Better get a move on. Indonesia’s president announced today that the country’s capital would move from overcrowded, sinking and polluted Jakarta to a site in sparsely populated East Kalimantan province on Borneo island, known for rain forests and orangutans.
President Joko Widodo said intense studies over the past three years had resulted in the choice of the location on the eastern side of Borneo island.
The new capital city, which has not yet been named, will be in the middle of the vast archipelago nation and already has relatively complete infrastructure because it is near the cities of Balikpapan and Samarinda, Widodo said.
Jakarta is an archetypical Asian megacity with 10 million people or 30 million, including those in its greater metropolitan area. It is prone to earthquakes and flooding and is rapidly sinking due to uncontrolled extraction of groundwater. The groundwater is highly contaminated, as are its rivers. Congestion is estimated to cost the economy $6.5 billion a year. (Washington Post)
NIMBY. A Nuclear Regulatory Commission review panel deemed at least one environmental contention to the proposed nuclear waste interim storage facility in West Texas worthy of further inspection during the license application process.
The ruling sets the parameters for debate for environmental groups looking to stop the proposed private waste facility in Andrews, Texas.

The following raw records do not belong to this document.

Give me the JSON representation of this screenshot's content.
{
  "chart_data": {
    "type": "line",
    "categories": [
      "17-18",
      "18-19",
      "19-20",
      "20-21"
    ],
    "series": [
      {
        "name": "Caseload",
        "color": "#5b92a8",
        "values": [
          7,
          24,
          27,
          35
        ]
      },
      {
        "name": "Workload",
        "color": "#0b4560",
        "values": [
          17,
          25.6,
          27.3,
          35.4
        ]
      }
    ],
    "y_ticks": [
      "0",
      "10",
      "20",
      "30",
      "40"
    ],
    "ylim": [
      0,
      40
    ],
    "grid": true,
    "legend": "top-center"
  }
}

The planned site by Interim Storage Partners, a joint venture of Waste Control Specialists and Orano USA, is considered the most immediate location for consolidating some of the nation’s more than 80,000 metric tons of commercial nuclear waste.
The Atomic Safety and Licensing Board agreed with the contention filed by the Sierra Club that the application’s environmental review document did not adequately explain the site’s potential impacts to the habitats of the dunes sagebrush lizard and the Texas horned lizard.
Maybe there’s hope for the rest of us. Countries have agreed to protect more than a dozen shark species at risk of extinction, in a move aimed at conserving some of the ocean’s most awe-inspiring creatures who have themselves become prey to commercial fishing and the Chinese appetite for shark fin soup.
Three of the proposals, covering the international trade of 18 types of mako sharks, wedge fishes, and guitarfishes, passed with a needed two-thirds majority in a committee of the World Wildlife Conference known as CITES.
Alaska needs oil money. The Interior Department completed a draft environmental review that would allow ConocoPhillips to expand oil and gas operations in the northeast corner of the National Petroleum Reserve in Alaska (NPR-A).
The Bureau of Land Management estimated the Willow project would create between 400 and 600 jobs during operation and produce an estimated 590 million barrels of crude.
The proposed project joins a list of industry advances boosted by the Trump administration, including an anticipated oil and gas lease sale in the Arctic National Wildlife Refuge (ANWR) and a revision of protected lands within NPR-A, which the Trump administration has promised will come in months.
Alaska’s been cash dry since the price of oil busted five years ago.
It is hard to take the Trump administration at its word when it comes to environmental impact assessments and studies.
The administration continues to assault NEPA requirements without any real regard to the science involved. The earlier story on the Department of Transportation’s proposal to create a page limit is typical of the White House’s approach to environmental protection.